不動産鑑定士の就職・求人募集状況

試験合格のみ(登録なし)の求人状況

不動産鑑定士は資格試験に合格しただけでは不動産鑑定士となることができず、実務修習を経てはじめて不動産鑑定士として登録することができます。

そしてこの実務修習は、指導鑑定士が在籍する不動産鑑定事務所等で働かせてもらいながら行うことが一般的です。厳密には異なりますが、イメージ的にはインターンのような感じです。
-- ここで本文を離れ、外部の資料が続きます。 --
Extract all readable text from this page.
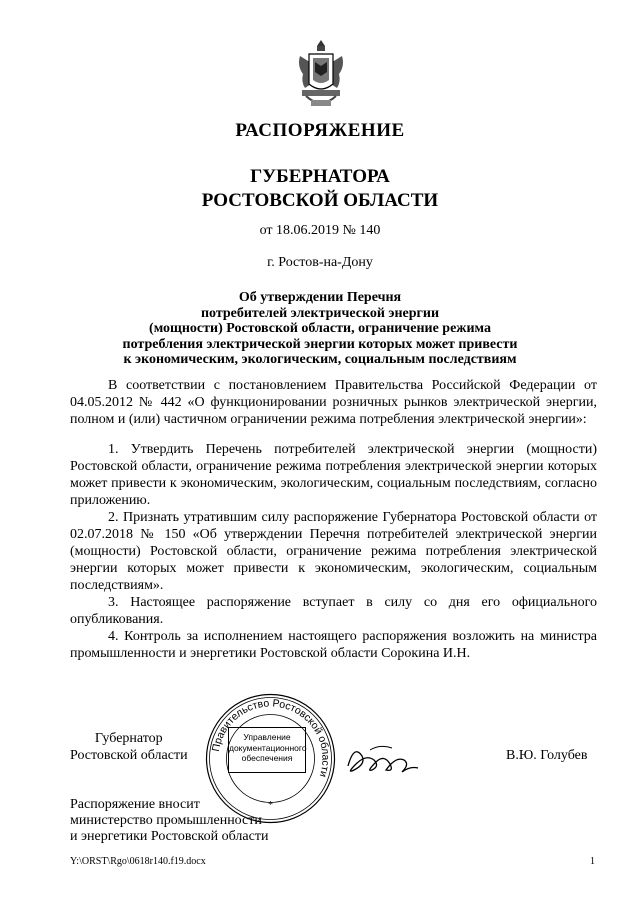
РАСПОРЯЖЕНИЕ
ГУБЕРНАТОРА
РОСТОВСКОЙ ОБЛАСТИ
от 18.06.2019 № 140
г. Ростов-на-Дону
Об утверждении Перечня
потребителей электрической энергии
(мощности) Ростовской области, ограничение режима
потребления электрической энергии которых может привести
к экономическим, экологическим, социальным последствиям

В соответствии с постановлением Правительства Российской Федерации от 04.05.2012 № 442 «О функционировании розничных рынков электрической энергии, полном и (или) частичном ограничении режима потребления электрической энергии»:

1. Утвердить Перечень потребителей электрической энергии (мощности) Ростовской области, ограничение режима потребления электрической энергии которых может привести к экономическим, экологическим, социальным последствиям, согласно приложению.

2. Признать утратившим силу распоряжение Губернатора Ростовской области от 02.07.2018 № 150 «Об утверждении Перечня потребителей электрической энергии (мощности) Ростовской области, ограничение режима потребления электрической энергии которых может привести к экономическим, экологическим, социальным последствиям».

3. Настоящее распоряжение вступает в силу со дня его официального опубликования.

4. Контроль за исполнением настоящего распоряжения возложить на министра промышленности и энергетики Ростовской области Сорокина И.Н.

Губернатор
Ростовской области
Правительство Ростовской области
*
Управление
документационного
обеспечения	В.Ю. Голубев
Распоряжение вносит
министерство промышленности
и энергетики Ростовской области
Y:\ORST\Rgo\0618r140.f19.docx	1
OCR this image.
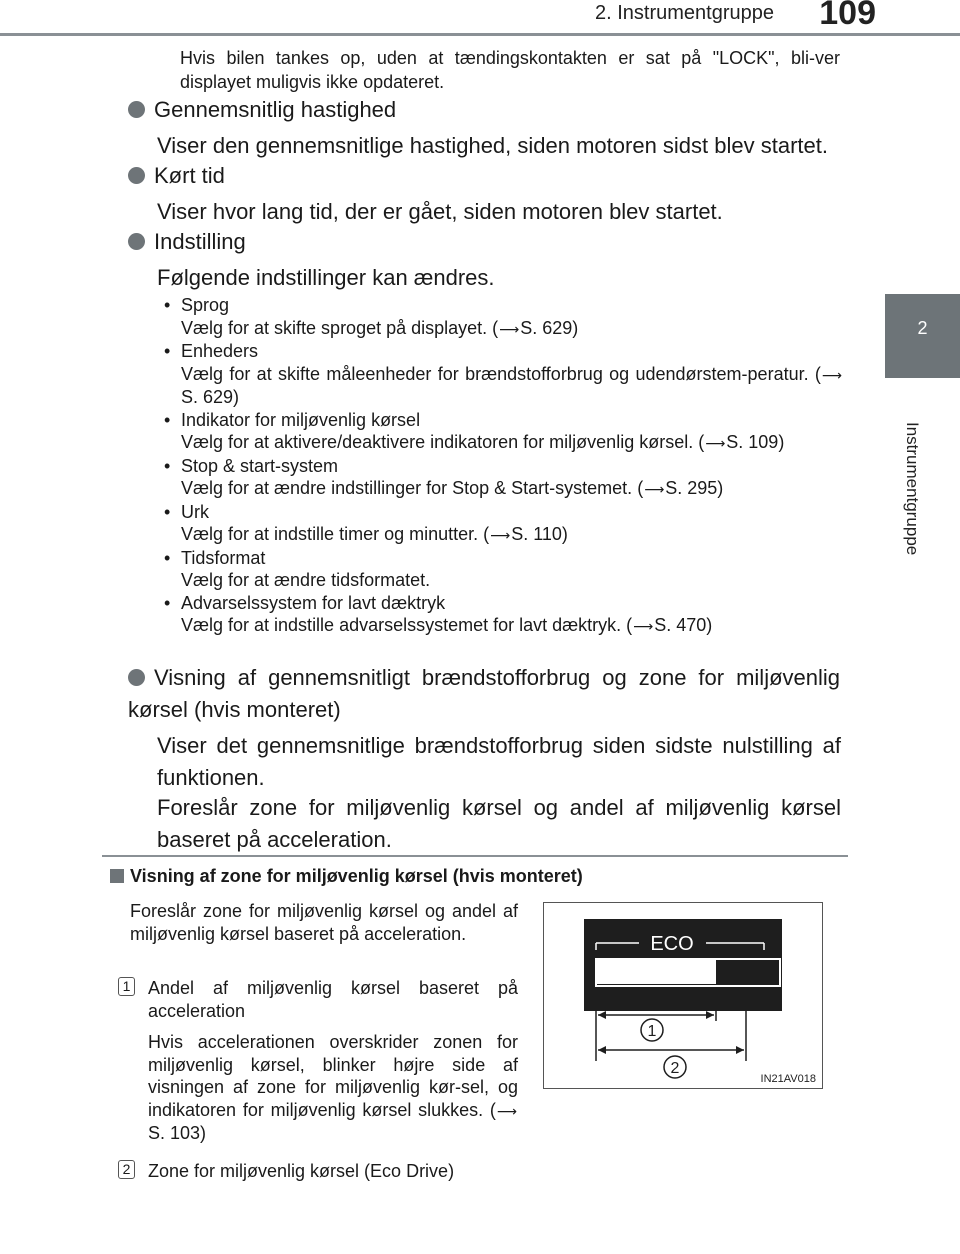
2. Instrumentgruppe 109
2
Instrumentgruppe
Hvis bilen tankes op, uden at tændingskontakten er sat på "LOCK", bli-ver displayet muligvis ikke opdateret.
Gennemsnitlig hastighed
Viser den gennemsnitlige hastighed, siden motoren sidst blev startet.
Kørt tid
Viser hvor lang tid, der er gået, siden motoren blev startet.
Indstilling
Følgende indstillinger kan ændres.
• Sprog
Vælg for at skifte sproget på displayet. (⟶S. 629)
• Enheders
Vælg for at skifte måleenheder for brændstofforbrug og udendørstem-peratur. (⟶S. 629)
• Indikator for miljøvenlig kørsel
Vælg for at aktivere/deaktivere indikatoren for miljøvenlig kørsel. (⟶S. 109)
• Stop & start-system
Vælg for at ændre indstillinger for Stop & Start-systemet. (⟶S. 295)
• Urk
Vælg for at indstille timer og minutter. (⟶S. 110)
• Tidsformat
Vælg for at ændre tidsformatet.
• Advarselssystem for lavt dæktryk
Vælg for at indstille advarselssystemet for lavt dæktryk. (⟶S. 470)
Visning af gennemsnitligt brændstofforbrug og zone for miljøvenlig kørsel (hvis monteret)
Viser det gennemsnitlige brændstofforbrug siden sidste nulstilling af funktionen.
Foreslår zone for miljøvenlig kørsel og andel af miljøvenlig kørsel baseret på acceleration.
Visning af zone for miljøvenlig kørsel (hvis monteret)
Foreslår zone for miljøvenlig kørsel og andel af miljøvenlig kørsel baseret på acceleration.
1 Andel af miljøvenlig kørsel baseret på acceleration
Hvis accelerationen overskrider zonen for miljøvenlig kørsel, blinker højre side af visningen af zone for miljøvenlig kør-sel, og indikatoren for miljøvenlig kørsel slukkes. (⟶S. 103)
2 Zone for miljøvenlig kørsel (Eco Drive)
ECO
1
2
IN21AV018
こういった体裁での求人はあるにはありますが、表立っては少ないのが現状です。そのため、人によっては指導鑑定士が在籍する不動産鑑定事務所に直談判したりして就職することもあるようです。

また、この場合の募集条件のうち年齢については、かなり厳しいものがあります。特に、大手不動産鑑定業者や大手不動産会社などは、原則として28〜30歳くらいといった募集要項で出していることがほとんどです。

求人情報はどこで探す?

不動産鑑定士の求人は、一般のハローワークや転職サイトではなかなか出ていません。特に、実務修習生や実務未経験者に対する求人は、そのような一般的な場所にはほとんどありません。

そこで、求人情報を探す場合には、(1)不動産鑑定協会のHPより探す、(2)月刊不動産鑑定の求人情報より探す、(3)予備校の主催する就職説明会に参加する、の3ヵ所が主だったものとなります。

(1)は、不動産鑑定協会のHP(http://www.fudousan-kanteishi.or.jp/index.html)にあるメニューの「求人・求職」から探すことができます。
公益社団法人 日本不動産鑑定士協会連合会

ここでは、実務経験のない試験合格のみの者から実務経験のある転職対象者まで幅広くあります。また、大手・外資系もあれば中小・地方の不動産鑑定業者も出していますし、正社員ばかりでなく補助者(パート・アルバイト)もあります。

(2)月刊不動産鑑定は、住宅新報社のWEBサイトから定期購読のみで購読できます。
住宅新報社 月刊 不動産鑑定

こちらには、不動産鑑定協会のHPに載っていない求人もあり、珍しいものでは東京都職員(行政財産などを取扱う専門職員)などの募集も掲載されることがあります。

(3)は、試験合格者でこれから働きながら実務修習を行う者が対象になります。例年、論文式試験が終わる頃に開催されています。

就職にあった方が良いスキル

不動産鑑定士という資格は確かに独占業務資格ですが、これは不動産鑑定業界ではあって当然の資格です。そのため、これ以外のスキルを求められることになります。

このスキルのうち必須のものは、「ワード」「エクセル」「PC」の基本的な操作で、未経験者でも実務修習生でも当然に求められるものです。また、外資系であれば、読み書きできる程度の英語力(TOEICスコア650程度)は最低限必要とされることが多いです。

さらに、特に転職においては「実務経験」のみならず、「エクセルVBA」「データベース構築(MS-Accessなど)」も求められる場合がありますし、外資系で幹部クラスを狙うのであれば、TOEICはAランク(スコア860以上)は必要と言えます。

これらの転職に必要なスキルは、合格前からあっても邪魔になるものではないので、自分の将来設計の中で必要となりそうなものは、試験勉強と並行してやっておくのも手でしょう。